On the other hand, a repeated theme, a steady preoccupation, is something else again; and at this time Picasso was particularly concerned with windows, as he had been earlier and as he was to be again. The first of the present series is quite straightforward, a drawing of the window over the way from his in the Calle d’Escudellers, a window with a young woman in it, sewing: she is labeled Mercedes.

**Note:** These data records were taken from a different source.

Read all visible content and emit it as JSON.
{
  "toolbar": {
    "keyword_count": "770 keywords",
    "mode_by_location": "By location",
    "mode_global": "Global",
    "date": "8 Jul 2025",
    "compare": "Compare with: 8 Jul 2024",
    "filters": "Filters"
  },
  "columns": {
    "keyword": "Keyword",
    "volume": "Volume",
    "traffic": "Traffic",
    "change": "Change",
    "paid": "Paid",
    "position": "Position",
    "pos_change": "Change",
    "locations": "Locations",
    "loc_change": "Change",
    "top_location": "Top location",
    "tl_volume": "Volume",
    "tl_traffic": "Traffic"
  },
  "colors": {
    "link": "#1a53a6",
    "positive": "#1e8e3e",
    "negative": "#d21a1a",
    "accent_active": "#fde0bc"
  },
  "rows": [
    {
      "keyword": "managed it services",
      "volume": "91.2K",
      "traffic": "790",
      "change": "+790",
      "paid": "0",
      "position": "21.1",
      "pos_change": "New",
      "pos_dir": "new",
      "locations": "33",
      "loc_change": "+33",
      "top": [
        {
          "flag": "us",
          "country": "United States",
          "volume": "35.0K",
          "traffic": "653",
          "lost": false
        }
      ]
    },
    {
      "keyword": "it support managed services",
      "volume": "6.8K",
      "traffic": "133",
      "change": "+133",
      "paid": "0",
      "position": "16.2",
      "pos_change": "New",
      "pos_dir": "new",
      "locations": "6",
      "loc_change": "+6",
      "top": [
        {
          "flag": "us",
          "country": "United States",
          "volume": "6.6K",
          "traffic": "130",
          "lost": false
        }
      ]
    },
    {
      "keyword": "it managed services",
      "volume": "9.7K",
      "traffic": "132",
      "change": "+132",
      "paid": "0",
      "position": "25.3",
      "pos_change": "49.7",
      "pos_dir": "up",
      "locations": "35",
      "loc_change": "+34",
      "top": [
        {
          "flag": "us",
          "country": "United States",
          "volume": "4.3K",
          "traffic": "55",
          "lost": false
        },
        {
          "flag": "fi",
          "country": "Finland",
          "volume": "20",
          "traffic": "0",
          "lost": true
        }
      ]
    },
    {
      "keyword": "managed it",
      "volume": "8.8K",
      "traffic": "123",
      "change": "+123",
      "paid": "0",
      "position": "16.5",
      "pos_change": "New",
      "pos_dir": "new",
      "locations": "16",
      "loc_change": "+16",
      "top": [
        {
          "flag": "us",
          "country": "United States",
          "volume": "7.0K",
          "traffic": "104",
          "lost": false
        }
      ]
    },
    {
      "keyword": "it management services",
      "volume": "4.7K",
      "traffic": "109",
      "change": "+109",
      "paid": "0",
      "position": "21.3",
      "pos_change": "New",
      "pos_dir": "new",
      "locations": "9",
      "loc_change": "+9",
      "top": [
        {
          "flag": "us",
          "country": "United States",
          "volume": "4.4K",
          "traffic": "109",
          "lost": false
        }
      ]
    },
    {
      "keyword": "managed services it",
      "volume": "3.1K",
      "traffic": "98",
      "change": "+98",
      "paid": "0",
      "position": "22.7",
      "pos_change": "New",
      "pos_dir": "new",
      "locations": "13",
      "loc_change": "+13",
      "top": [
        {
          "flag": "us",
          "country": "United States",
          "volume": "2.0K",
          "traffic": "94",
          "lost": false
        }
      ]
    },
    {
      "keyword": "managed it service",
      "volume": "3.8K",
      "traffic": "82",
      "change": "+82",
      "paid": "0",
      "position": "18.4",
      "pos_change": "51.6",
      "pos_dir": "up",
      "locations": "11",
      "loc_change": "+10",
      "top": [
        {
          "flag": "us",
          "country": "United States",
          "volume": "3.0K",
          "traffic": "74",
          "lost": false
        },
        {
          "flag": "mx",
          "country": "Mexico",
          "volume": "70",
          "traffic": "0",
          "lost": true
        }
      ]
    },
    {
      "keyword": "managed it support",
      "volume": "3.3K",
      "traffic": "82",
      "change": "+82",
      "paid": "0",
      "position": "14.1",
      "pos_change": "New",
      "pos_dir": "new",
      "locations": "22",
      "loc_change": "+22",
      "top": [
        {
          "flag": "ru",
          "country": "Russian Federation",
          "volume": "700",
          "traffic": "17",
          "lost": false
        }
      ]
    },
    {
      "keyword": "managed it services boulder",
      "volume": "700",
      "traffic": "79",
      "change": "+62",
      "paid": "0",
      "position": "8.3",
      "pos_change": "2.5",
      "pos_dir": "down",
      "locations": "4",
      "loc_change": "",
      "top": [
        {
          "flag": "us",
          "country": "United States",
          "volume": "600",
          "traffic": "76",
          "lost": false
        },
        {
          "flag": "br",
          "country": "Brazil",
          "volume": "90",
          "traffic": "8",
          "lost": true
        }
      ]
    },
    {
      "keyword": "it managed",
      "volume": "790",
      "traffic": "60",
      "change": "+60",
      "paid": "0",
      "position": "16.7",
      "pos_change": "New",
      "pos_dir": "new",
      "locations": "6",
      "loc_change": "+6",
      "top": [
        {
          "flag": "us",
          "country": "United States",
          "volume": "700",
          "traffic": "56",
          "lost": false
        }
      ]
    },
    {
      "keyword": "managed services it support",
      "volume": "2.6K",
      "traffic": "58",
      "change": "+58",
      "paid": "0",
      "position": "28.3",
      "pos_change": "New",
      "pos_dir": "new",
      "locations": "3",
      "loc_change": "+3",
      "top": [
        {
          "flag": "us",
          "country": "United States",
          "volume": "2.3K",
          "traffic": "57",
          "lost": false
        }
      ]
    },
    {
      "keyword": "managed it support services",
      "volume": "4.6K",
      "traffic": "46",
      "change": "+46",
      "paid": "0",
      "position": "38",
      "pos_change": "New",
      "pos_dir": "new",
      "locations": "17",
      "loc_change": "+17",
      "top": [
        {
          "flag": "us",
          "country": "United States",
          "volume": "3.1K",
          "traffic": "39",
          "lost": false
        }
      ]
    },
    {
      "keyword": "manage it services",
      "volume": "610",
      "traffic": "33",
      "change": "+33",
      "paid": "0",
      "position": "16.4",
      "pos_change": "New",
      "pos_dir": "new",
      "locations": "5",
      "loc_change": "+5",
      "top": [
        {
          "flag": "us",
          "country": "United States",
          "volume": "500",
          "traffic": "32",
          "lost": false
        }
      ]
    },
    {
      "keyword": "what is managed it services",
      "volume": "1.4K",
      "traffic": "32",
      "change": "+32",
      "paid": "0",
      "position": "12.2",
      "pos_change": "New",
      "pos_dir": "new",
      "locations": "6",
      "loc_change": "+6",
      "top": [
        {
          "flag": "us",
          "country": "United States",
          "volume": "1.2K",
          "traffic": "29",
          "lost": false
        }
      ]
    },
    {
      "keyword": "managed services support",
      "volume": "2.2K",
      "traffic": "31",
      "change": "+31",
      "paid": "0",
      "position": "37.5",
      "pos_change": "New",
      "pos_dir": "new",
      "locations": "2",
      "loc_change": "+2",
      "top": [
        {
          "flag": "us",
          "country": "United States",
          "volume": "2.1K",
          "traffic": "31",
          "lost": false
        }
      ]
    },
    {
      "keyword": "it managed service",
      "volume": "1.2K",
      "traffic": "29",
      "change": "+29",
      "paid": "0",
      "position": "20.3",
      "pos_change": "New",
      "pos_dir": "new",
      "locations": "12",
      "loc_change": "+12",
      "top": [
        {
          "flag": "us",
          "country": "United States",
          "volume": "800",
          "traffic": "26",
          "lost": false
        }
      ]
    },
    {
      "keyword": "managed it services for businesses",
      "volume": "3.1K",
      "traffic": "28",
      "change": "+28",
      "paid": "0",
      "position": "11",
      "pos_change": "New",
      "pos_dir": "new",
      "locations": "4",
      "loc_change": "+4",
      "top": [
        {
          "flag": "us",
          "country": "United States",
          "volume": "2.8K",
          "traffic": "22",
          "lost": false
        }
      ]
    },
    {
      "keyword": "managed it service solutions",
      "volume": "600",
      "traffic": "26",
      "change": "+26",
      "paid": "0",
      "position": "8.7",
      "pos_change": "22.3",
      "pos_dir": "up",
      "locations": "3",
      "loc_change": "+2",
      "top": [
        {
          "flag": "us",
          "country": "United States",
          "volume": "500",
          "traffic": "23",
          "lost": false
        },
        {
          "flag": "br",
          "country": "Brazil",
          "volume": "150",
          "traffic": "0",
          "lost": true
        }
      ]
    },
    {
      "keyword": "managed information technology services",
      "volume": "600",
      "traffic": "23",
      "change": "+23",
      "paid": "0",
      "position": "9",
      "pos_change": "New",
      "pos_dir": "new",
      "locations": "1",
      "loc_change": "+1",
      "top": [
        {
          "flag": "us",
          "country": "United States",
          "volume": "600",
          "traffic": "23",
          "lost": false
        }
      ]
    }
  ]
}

The next is the same window, but closed and blind: a painting this time—the gray house, the iron bars of the balcony, the yellow curtain behind the glass, all strangely important. Then comes a painting of his own window, the lower part veiled with a piece of translucent cloth: just’ that and nothing more. The cloth is suffused with amber light; the dark brown crossbars and frame stand out against the pale, featureless day beyond. The picture belongs entirely to the twentieth century; it is devoid of literature and it is profoundly satisfying: it is the truth, or a truth and a significant one, about that window and that light. Nothing could be farther from Art Nouveau.
After that another window, closed but showing a suggestion of a landscape beyond, green and white: the room is dark, the inner window-sill is draped with something so deeply gray as to be nearly black; and here again there is that feeling of great unspecified significance.